Training Page for Classification
The training page on Qualviz.ai is designed to help users configure, monitor, and optimize their machine learning models. Below is a detailed guide to its functionalities.
Training Your Model
After completing the annotation process, you’ll proceed to the training page to set up your model for training.
Setting Up Training
Choose Training Options:
- Enter Model Name: Type a name to save and recognize your model easily.
Training Time: Specify the duration of the training process.
- Options: “Very Low”, "Low"
Choose Model Speed: Adjust the speed of the algorithm to balance performance and training time. Select the desired option based on image size:
- Very High → 256
- Good → 512
Generate image for training: This artificially expands the size of the training dataset by creating modified versions of the dataset images.
- Regenerate: Regenerate the preview of all possible augmentations made.
Set to Default: Set augmentation settings to default.
- Epochs: One complete pass through the entire training dataset during the training process, where the model is updated and then evaluated on the validation set to check its performance.
- Brightness: It sets how much brighter or darker the image can be, using two values to define the range.
- Contrast: It controls how strong or soft the image looks by adjusting contrast between two set values.
- Saturation: It controls how colorful or faded the image looks, between two levels (Grayscale images stay unaffected).
- Hue: It shifts the colors in the image a little, like turning red into orange or blue into purple, within a set range.
- Gamma: It controls how bright or dark the image looks, especially in the darker and lighter parts, within a set range.
- Gain: It makes the image brighter or darker by boosting or lowering all pixel values, within a set range.
- Exposure: It changes how light or dark the image looks, like adjusting camera exposure.
- Random Horizontal Flip: Flips the image horizontally.
- Random Vertical Flip: Flips the image vertically.
Start Training:
Once all options are configured, click Train to begin the process.
Evaluate the Model
After training, the evaluation section provides insights into the model's performance. The Training Performance Graph helps monitor progress and results.
Training Performance Graph Overview:
The graph displays key metrics such as loss and accuracy over multiple iterations, helping users understand model performance during training.
Key Components:
Graph Axes:
- X-Axis (Training Time/Iterations): Represents the number of iterations completed.
- Y-Axis:
- Left Axis (Loss - Blue Curve): Indicates the model’s error. A decreasing trend suggests better performance.
- Right Axis (Accuracy/IoU - Green Curve): Reflects the Intersection over Union (IoU) or accuracy metric.
Graph Elements:
- Blue Line (Loss): Represents the model’s loss over time.
- Green Line (IoU/Accuracy): Represents accuracy improvement over time.
Legend:
- Loss - Misc (Blue): Loss metric based on model error.
- IoU - Accuracy (Green): Intersection over Union accuracy measure.
Data Statistics Panel (Right Panel)
Tabs Available:
- Total: The complete number of images in the current dataset.
- Labelled: The number of images that have been annotated with labels.
- Unlabelled: The number of images that have not yet been annotated.

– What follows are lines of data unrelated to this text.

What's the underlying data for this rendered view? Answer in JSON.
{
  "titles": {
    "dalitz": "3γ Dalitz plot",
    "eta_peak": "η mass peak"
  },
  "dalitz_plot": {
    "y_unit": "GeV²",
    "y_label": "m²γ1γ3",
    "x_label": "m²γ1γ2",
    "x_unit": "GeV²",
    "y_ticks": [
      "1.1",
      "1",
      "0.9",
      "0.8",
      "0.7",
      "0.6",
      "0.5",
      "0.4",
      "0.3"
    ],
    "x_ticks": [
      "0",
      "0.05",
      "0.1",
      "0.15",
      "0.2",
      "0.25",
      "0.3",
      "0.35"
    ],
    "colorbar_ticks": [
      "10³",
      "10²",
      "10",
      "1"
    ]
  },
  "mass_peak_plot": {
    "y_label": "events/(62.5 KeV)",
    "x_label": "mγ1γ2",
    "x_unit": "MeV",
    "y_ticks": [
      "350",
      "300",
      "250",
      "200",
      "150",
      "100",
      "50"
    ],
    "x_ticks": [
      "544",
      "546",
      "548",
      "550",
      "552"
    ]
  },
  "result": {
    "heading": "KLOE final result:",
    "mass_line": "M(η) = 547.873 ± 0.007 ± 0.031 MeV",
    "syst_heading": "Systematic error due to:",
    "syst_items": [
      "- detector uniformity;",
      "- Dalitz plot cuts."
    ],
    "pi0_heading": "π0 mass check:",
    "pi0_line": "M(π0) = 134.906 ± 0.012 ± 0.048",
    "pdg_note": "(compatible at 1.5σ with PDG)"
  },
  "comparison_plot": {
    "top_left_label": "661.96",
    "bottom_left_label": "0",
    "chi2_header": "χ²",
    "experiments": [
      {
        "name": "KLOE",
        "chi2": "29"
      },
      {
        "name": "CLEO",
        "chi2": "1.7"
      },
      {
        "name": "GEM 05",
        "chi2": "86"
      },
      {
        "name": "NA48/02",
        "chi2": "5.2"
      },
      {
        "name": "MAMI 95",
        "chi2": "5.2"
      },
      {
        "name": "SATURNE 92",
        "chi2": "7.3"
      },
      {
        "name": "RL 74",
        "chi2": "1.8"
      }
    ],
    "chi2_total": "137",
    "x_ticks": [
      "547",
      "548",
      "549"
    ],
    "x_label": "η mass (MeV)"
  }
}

Functionalities on the Panel:
- Reset Button: Resets the Data Statistics based upon the changes in all, labeled, and unlabeled sets.
- Information Icon: Guides to the tutorial on data viewer.
Training Details Section
This section provides additional information about the training run:
- Name: Unique identifier for the training run (e.g., srp082).
- Quality: Indicates the quality of the training outcome (e.g., "Fair").
- Status: Current status of the training run (e.g., "Completed").
- Total Time: Total duration of the training process (e.g., 00:03:00).
- Delete
- View Training Information
Usage
The training page and its tools can be used to:
- Monitor Training Progress: Observe if the loss is decreasing and accuracy is improving.
- Identify Overfitting: Check if the accuracy plateaus or loss increases, indicating overfitting.
- Optimize Hyperparameters: Compare multiple training runs for optimal configurations.
By utilizing these tools and features, users can fine-tune their models for optimal performance.